Following a number of management roles in NGOs and the tea sector, Tom became an independent consultant focussing on private sector development and cross-sector partnership. He has completed assignments for, among others, DFID, GIZ, the World Bank and UNDP. For a decade Tom had a lead role in management of the Business Innovation Facility (BIF) for which he was Technical Director for which he supporting BIF’s work in Myanmar he was involved in supporting large companies to develop innovative business models that benefit people on low incomes. This year Tom has led new partnership development for the Work and Opportunities For Women (WOW) Programme and has undertaken a review of a market-systems programme in Zambia and an evaluation of a partnership between Oxfam and Unilever.

Innovation through 'the intelligence of the heart and the will'

Sub-Saharan Africa
9. Mar 2012

Companies innovate to stay ahead of their competitors. Inclusive business is about creating new opportunities for companies to provide products and services for lower income customers, or procure from poor producers. But how does a company innovate in these sectors, which are far removed from their current experience?

NGOs, which understand the needs and aspirations of low income people, may be able to help companies to identify new inclusive business opportunities and lead to breakthrough innovations. We put this idea to the test at a Business Innovation Workshop in Bangladesh last month.

I have produced a video report of the workshop. This is in draft form, but while we decide how to develop a more polished version, I would like to share it with practitioners on the hub.

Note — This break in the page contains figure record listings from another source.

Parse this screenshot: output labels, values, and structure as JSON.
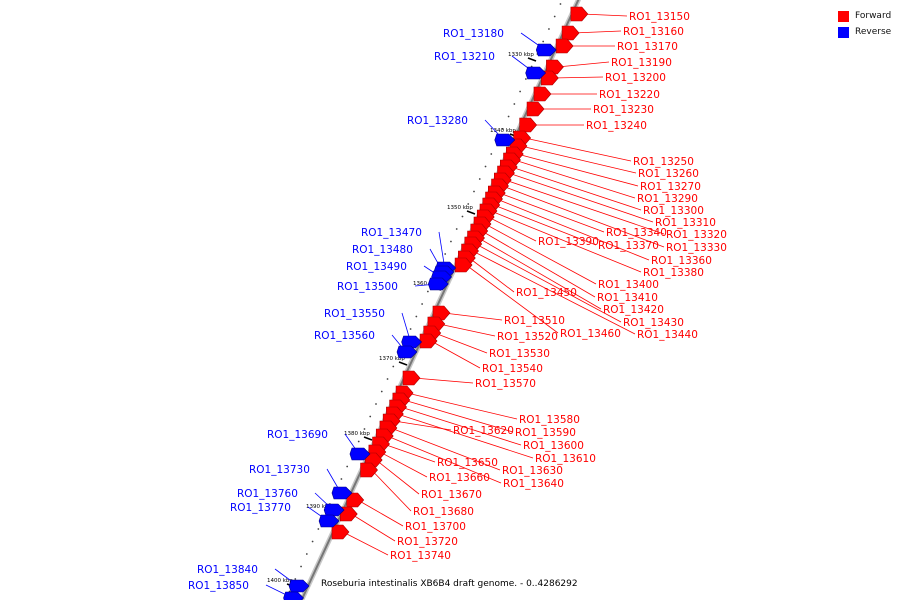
{
  "legend": {
    "forward": {
      "label": "Forward",
      "color": "#ff0000"
    },
    "reverse": {
      "label": "Reverse",
      "color": "#0000ff"
    }
  },
  "genome_title": "Roseburia intestinalis XB6B4 draft genome. - 0..4286292",
  "scale_labels": [
    "1330 kbp",
    "1340 kbp",
    "1350 kbp",
    "1360 kbp",
    "1370 kbp",
    "1380 kbp",
    "1390 kbp",
    "1400 kbp"
  ],
  "genes_forward": [
    "RO1_13150",
    "RO1_13160",
    "RO1_13170",
    "RO1_13190",
    "RO1_13200",
    "RO1_13220",
    "RO1_13230",
    "RO1_13240",
    "RO1_13250",
    "RO1_13260",
    "RO1_13270",
    "RO1_13290",
    "RO1_13300",
    "RO1_13310",
    "RO1_13320",
    "RO1_13330",
    "RO1_13340",
    "RO1_13360",
    "RO1_13370",
    "RO1_13380",
    "RO1_13390",
    "RO1_13400",
    "RO1_13410",
    "RO1_13420",
    "RO1_13430",
    "RO1_13440",
    "RO1_13450",
    "RO1_13460",
    "RO1_13510",
    "RO1_13520",
    "RO1_13530",
    "RO1_13540",
    "RO1_13570",
    "RO1_13580",
    "RO1_13590",
    "RO1_13600",
    "RO1_13610",
    "RO1_13620",
    "RO1_13630",
    "RO1_13640",
    "RO1_13650",
    "RO1_13660",
    "RO1_13670",
    "RO1_13680",
    "RO1_13700",
    "RO1_13720",
    "RO1_13740"
  ],
  "genes_reverse": [
    "RO1_13180",
    "RO1_13210",
    "RO1_13280",
    "RO1_13470",
    "RO1_13480",
    "RO1_13490",
    "RO1_13500",
    "RO1_13550",
    "RO1_13560",
    "RO1_13690",
    "RO1_13730",
    "RO1_13760",
    "RO1_13770",
    "RO1_13840",
    "RO1_13850"
  ]
}
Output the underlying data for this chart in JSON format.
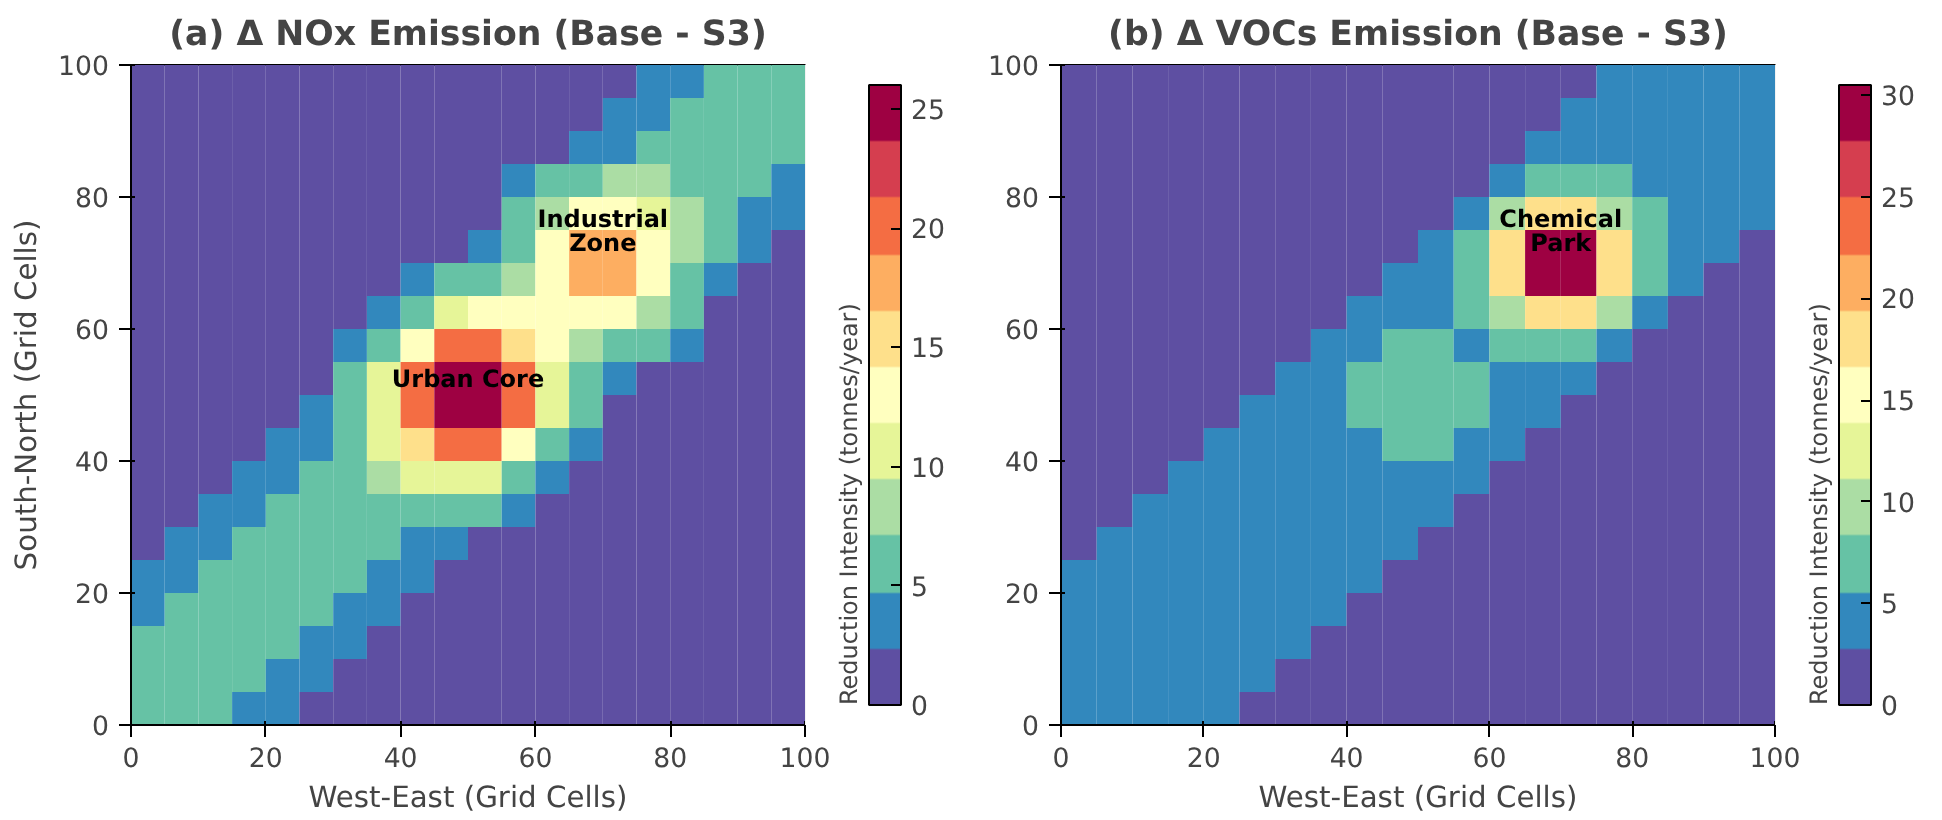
{
  "chart_data": [
    {
      "type": "heatmap",
      "title": "(a) Δ NOx Emission (Base - S3)",
      "xlabel": "West-East (Grid Cells)",
      "ylabel": "South-North (Grid Cells)",
      "clabel": "Reduction Intensity (tonnes/year)",
      "xlim": [
        0,
        100
      ],
      "ylim": [
        0,
        100
      ],
      "xticks": [
        0,
        20,
        40,
        60,
        80,
        100
      ],
      "yticks": [
        0,
        20,
        40,
        60,
        80,
        100
      ],
      "clim": [
        0,
        26
      ],
      "cticks": [
        0,
        5,
        10,
        15,
        20,
        25
      ],
      "colors": [
        "#5e4fa2",
        "#3288bd",
        "#66c2a5",
        "#abdda4",
        "#e6f598",
        "#ffffbf",
        "#fee08b",
        "#fdae61",
        "#f46d43",
        "#d53e4f",
        "#9e0142"
      ],
      "annotations": [
        "Urban Core",
        "Industrial\nZone"
      ],
      "cells": [
        [
          0,
          0,
          0,
          0,
          0,
          0,
          0,
          0,
          0,
          0,
          0,
          0,
          1,
          1,
          2,
          3,
          4,
          5,
          6,
          6
        ],
        [
          0,
          0,
          0,
          0,
          0,
          0,
          0,
          0,
          0,
          0,
          0,
          1,
          1,
          2,
          3,
          4,
          5,
          6,
          6,
          6
        ],
        [
          0,
          0,
          0,
          0,
          0,
          0,
          0,
          0,
          0,
          0,
          1,
          1,
          2,
          3,
          4,
          5,
          6,
          6,
          6,
          5
        ],
        [
          0,
          0,
          0,
          0,
          0,
          0,
          0,
          0,
          0,
          1,
          1,
          3,
          5,
          7,
          8,
          8,
          7,
          6,
          5,
          4
        ],
        [
          0,
          0,
          0,
          0,
          0,
          0,
          0,
          0,
          1,
          1,
          2,
          5,
          8,
          12,
          13,
          10,
          8,
          5,
          4,
          3
        ],
        [
          0,
          0,
          0,
          0,
          0,
          0,
          0,
          1,
          1,
          2,
          4,
          7,
          12,
          17,
          17,
          13,
          8,
          5,
          3,
          2
        ],
        [
          0,
          0,
          0,
          0,
          0,
          0,
          1,
          2,
          3,
          5,
          6,
          9,
          14,
          17,
          17,
          12,
          7,
          4,
          2,
          1
        ],
        [
          0,
          0,
          0,
          0,
          0,
          1,
          2,
          4,
          7,
          10,
          12,
          12,
          12,
          14,
          12,
          8,
          5,
          2,
          1,
          1
        ],
        [
          0,
          0,
          0,
          0,
          1,
          1,
          3,
          7,
          13,
          19,
          20,
          16,
          12,
          9,
          7,
          5,
          3,
          1,
          1,
          0
        ],
        [
          0,
          0,
          0,
          1,
          1,
          2,
          5,
          10,
          19,
          26,
          26,
          20,
          11,
          6,
          4,
          2,
          1,
          1,
          0,
          0
        ],
        [
          0,
          0,
          1,
          1,
          2,
          3,
          6,
          11,
          20,
          26,
          26,
          19,
          10,
          5,
          2,
          1,
          1,
          0,
          0,
          0
        ],
        [
          0,
          1,
          1,
          2,
          3,
          4,
          6,
          10,
          15,
          20,
          19,
          13,
          7,
          3,
          1,
          1,
          0,
          0,
          0,
          0
        ],
        [
          1,
          1,
          2,
          3,
          4,
          5,
          7,
          8,
          10,
          11,
          10,
          7,
          4,
          2,
          1,
          0,
          0,
          0,
          0,
          0
        ],
        [
          1,
          2,
          3,
          4,
          5,
          6,
          6,
          7,
          6,
          6,
          5,
          3,
          2,
          1,
          0,
          0,
          0,
          0,
          0,
          0
        ],
        [
          2,
          3,
          4,
          5,
          6,
          6,
          6,
          5,
          4,
          3,
          2,
          1,
          1,
          0,
          0,
          0,
          0,
          0,
          0,
          0
        ],
        [
          3,
          4,
          5,
          6,
          6,
          6,
          5,
          4,
          3,
          2,
          1,
          1,
          0,
          0,
          0,
          0,
          0,
          0,
          0,
          0
        ],
        [
          4,
          5,
          6,
          6,
          6,
          5,
          4,
          3,
          2,
          1,
          1,
          0,
          0,
          0,
          0,
          0,
          0,
          0,
          0,
          0
        ],
        [
          5,
          6,
          6,
          6,
          5,
          4,
          3,
          2,
          1,
          1,
          0,
          0,
          0,
          0,
          0,
          0,
          0,
          0,
          0,
          0
        ],
        [
          6,
          6,
          6,
          5,
          4,
          3,
          2,
          1,
          1,
          0,
          0,
          0,
          0,
          0,
          0,
          0,
          0,
          0,
          0,
          0
        ],
        [
          6,
          6,
          5,
          4,
          3,
          2,
          1,
          1,
          0,
          0,
          0,
          0,
          0,
          0,
          0,
          0,
          0,
          0,
          0,
          0
        ]
      ]
    },
    {
      "type": "heatmap",
      "title": "(b) Δ VOCs Emission (Base - S3)",
      "xlabel": "West-East (Grid Cells)",
      "clabel": "Reduction Intensity (tonnes/year)",
      "xlim": [
        0,
        100
      ],
      "ylim": [
        0,
        100
      ],
      "xticks": [
        0,
        20,
        40,
        60,
        80,
        100
      ],
      "yticks": [
        0,
        20,
        40,
        60,
        80,
        100
      ],
      "clim": [
        0,
        30.5
      ],
      "cticks": [
        0,
        5,
        10,
        15,
        20,
        25,
        30
      ],
      "colors": [
        "#5e4fa2",
        "#3288bd",
        "#66c2a5",
        "#abdda4",
        "#e6f598",
        "#ffffbf",
        "#fee08b",
        "#fdae61",
        "#f46d43",
        "#d53e4f",
        "#9e0142"
      ],
      "annotations": [
        "Chemical\nPark"
      ],
      "cells": [
        [
          2,
          2,
          2,
          2,
          2,
          2,
          2,
          2,
          2,
          2,
          2,
          2,
          2,
          2,
          2,
          3,
          3,
          4,
          4,
          4
        ],
        [
          2,
          2,
          2,
          2,
          2,
          2,
          2,
          2,
          2,
          2,
          2,
          2,
          2,
          2,
          3,
          3,
          4,
          4,
          4,
          4
        ],
        [
          2,
          2,
          2,
          2,
          2,
          2,
          2,
          2,
          2,
          2,
          2,
          2,
          2,
          3,
          3,
          4,
          4,
          4,
          4,
          4
        ],
        [
          2,
          2,
          2,
          2,
          2,
          2,
          2,
          2,
          2,
          2,
          2,
          2,
          5,
          6,
          7,
          6,
          4,
          4,
          4,
          3
        ],
        [
          2,
          2,
          2,
          2,
          2,
          2,
          2,
          2,
          2,
          2,
          2,
          5,
          10,
          17,
          17,
          11,
          6,
          4,
          3,
          3
        ],
        [
          2,
          2,
          2,
          2,
          2,
          2,
          2,
          2,
          2,
          2,
          3,
          6,
          17,
          30,
          30,
          17,
          7,
          3,
          3,
          2
        ],
        [
          2,
          2,
          2,
          2,
          2,
          2,
          2,
          2,
          2,
          3,
          3,
          7,
          17,
          30,
          30,
          17,
          6,
          3,
          2,
          2
        ],
        [
          2,
          2,
          2,
          2,
          2,
          2,
          2,
          2,
          3,
          3,
          4,
          6,
          11,
          17,
          17,
          10,
          5,
          2,
          2,
          2
        ],
        [
          2,
          2,
          2,
          2,
          2,
          2,
          2,
          3,
          4,
          6,
          6,
          5,
          6,
          7,
          6,
          5,
          2,
          2,
          2,
          2
        ],
        [
          2,
          2,
          2,
          2,
          2,
          2,
          3,
          3,
          6,
          7,
          7,
          6,
          4,
          3,
          3,
          2,
          2,
          2,
          2,
          2
        ],
        [
          2,
          2,
          2,
          2,
          2,
          3,
          3,
          4,
          6,
          7,
          7,
          6,
          3,
          3,
          2,
          2,
          2,
          2,
          2,
          2
        ],
        [
          2,
          2,
          2,
          2,
          3,
          3,
          4,
          4,
          5,
          6,
          6,
          4,
          3,
          2,
          2,
          2,
          2,
          2,
          2,
          2
        ],
        [
          2,
          2,
          2,
          3,
          3,
          4,
          4,
          4,
          4,
          4,
          3,
          3,
          2,
          2,
          2,
          2,
          2,
          2,
          2,
          2
        ],
        [
          2,
          2,
          3,
          3,
          4,
          4,
          4,
          4,
          4,
          3,
          3,
          2,
          2,
          2,
          2,
          2,
          2,
          2,
          2,
          2
        ],
        [
          2,
          3,
          3,
          4,
          4,
          4,
          4,
          4,
          3,
          3,
          2,
          2,
          2,
          2,
          2,
          2,
          2,
          2,
          2,
          2
        ],
        [
          3,
          3,
          4,
          4,
          4,
          4,
          4,
          3,
          3,
          2,
          2,
          2,
          2,
          2,
          2,
          2,
          2,
          2,
          2,
          2
        ],
        [
          3,
          4,
          4,
          4,
          4,
          4,
          3,
          3,
          2,
          2,
          2,
          2,
          2,
          2,
          2,
          2,
          2,
          2,
          2,
          2
        ],
        [
          4,
          4,
          4,
          4,
          4,
          3,
          3,
          2,
          2,
          2,
          2,
          2,
          2,
          2,
          2,
          2,
          2,
          2,
          2,
          2
        ],
        [
          4,
          4,
          4,
          4,
          3,
          3,
          2,
          2,
          2,
          2,
          2,
          2,
          2,
          2,
          2,
          2,
          2,
          2,
          2,
          2
        ],
        [
          4,
          4,
          4,
          3,
          3,
          2,
          2,
          2,
          2,
          2,
          2,
          2,
          2,
          2,
          2,
          2,
          2,
          2,
          2,
          2
        ]
      ]
    }
  ]
}
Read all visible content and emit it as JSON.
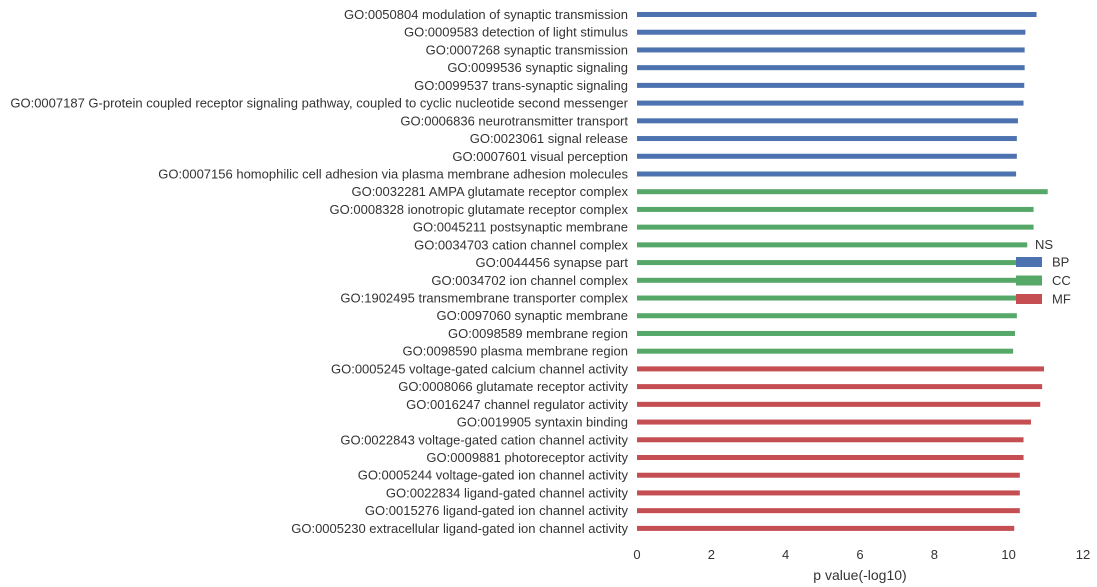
{
  "chart_data": {
    "type": "bar",
    "orientation": "horizontal",
    "xlabel": "p value(-log10)",
    "ylabel": "",
    "xlim": [
      0,
      12
    ],
    "xticks": [
      "0",
      "2",
      "4",
      "6",
      "8",
      "10",
      "12"
    ],
    "grid": false,
    "legend": {
      "title": "NS",
      "placement": "right",
      "entries": [
        {
          "label": "BP",
          "color": "#4c72b0"
        },
        {
          "label": "CC",
          "color": "#55a868"
        },
        {
          "label": "MF",
          "color": "#c44e52"
        }
      ]
    },
    "categories": [
      "GO:0050804 modulation of synaptic transmission",
      "GO:0009583 detection of light stimulus",
      "GO:0007268 synaptic transmission",
      "GO:0099536 synaptic signaling",
      "GO:0099537 trans-synaptic signaling",
      "GO:0007187 G-protein coupled receptor signaling pathway, coupled to cyclic nucleotide second messenger",
      "GO:0006836 neurotransmitter transport",
      "GO:0023061 signal release",
      "GO:0007601 visual perception",
      "GO:0007156 homophilic cell adhesion via plasma membrane adhesion molecules",
      "GO:0032281 AMPA glutamate receptor complex",
      "GO:0008328 ionotropic glutamate receptor complex",
      "GO:0045211 postsynaptic membrane",
      "GO:0034703 cation channel complex",
      "GO:0044456 synapse part",
      "GO:0034702 ion channel complex",
      "GO:1902495 transmembrane transporter complex",
      "GO:0097060 synaptic membrane",
      "GO:0098589 membrane region",
      "GO:0098590 plasma membrane region",
      "GO:0005245 voltage-gated calcium channel activity",
      "GO:0008066 glutamate receptor activity",
      "GO:0016247 channel regulator activity",
      "GO:0019905 syntaxin binding",
      "GO:0022843 voltage-gated cation channel activity",
      "GO:0009881 photoreceptor activity",
      "GO:0005244 voltage-gated ion channel activity",
      "GO:0022834 ligand-gated channel activity",
      "GO:0015276 ligand-gated ion channel activity",
      "GO:0005230 extracellular ligand-gated ion channel activity"
    ],
    "values": [
      10.75,
      10.45,
      10.43,
      10.43,
      10.42,
      10.4,
      10.25,
      10.22,
      10.22,
      10.2,
      11.05,
      10.67,
      10.67,
      10.5,
      10.3,
      10.25,
      10.25,
      10.22,
      10.17,
      10.12,
      10.95,
      10.9,
      10.85,
      10.6,
      10.4,
      10.4,
      10.3,
      10.3,
      10.3,
      10.15
    ],
    "groups": [
      "BP",
      "BP",
      "BP",
      "BP",
      "BP",
      "BP",
      "BP",
      "BP",
      "BP",
      "BP",
      "CC",
      "CC",
      "CC",
      "CC",
      "CC",
      "CC",
      "CC",
      "CC",
      "CC",
      "CC",
      "MF",
      "MF",
      "MF",
      "MF",
      "MF",
      "MF",
      "MF",
      "MF",
      "MF",
      "MF"
    ]
  }
}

The first part of the video describes some of the theory that we used in the workshop. We started by looking at innovation as a process of ‘innovating new futures,’ in the words of Soji Apampa in his recent blog on partnership. We then looked at U-theory as a way of leading to break through innovations that can resolve intractable social problems. Could this approach, pioneered by Otto Scharmer among others, also be useful for inclusive business innovation? Could we also access ‘the intelligence of the heart and the will’ to help us come up with new ideas?

We looked at a clip of Nick Hughes on how they developed m-PESA in Kenya. This led to the insight that we need to observe how poor people already seek to access market activities in order to innovate.

In the second part of the video I describe the way that we used drawing and painting as a way to access our ‘heart and will’ through a sensing process. The video shows some of the creative outputs from this exercise, and the potential business opportunities that emerged.

Finally I set the scene for future work we want to do, helping NGOs to share these ideas with companies in Bangladesh and create mutually beneficial partnerships to implement them. In the words of another practitioner of U-theory, Adam Kahane, on a U-shaped journey you can’t see the end point, you can only be bold and move to what is ‘around the corner’. I hope that around the corner in Bangladesh there are some completely new inclusive business opportunities.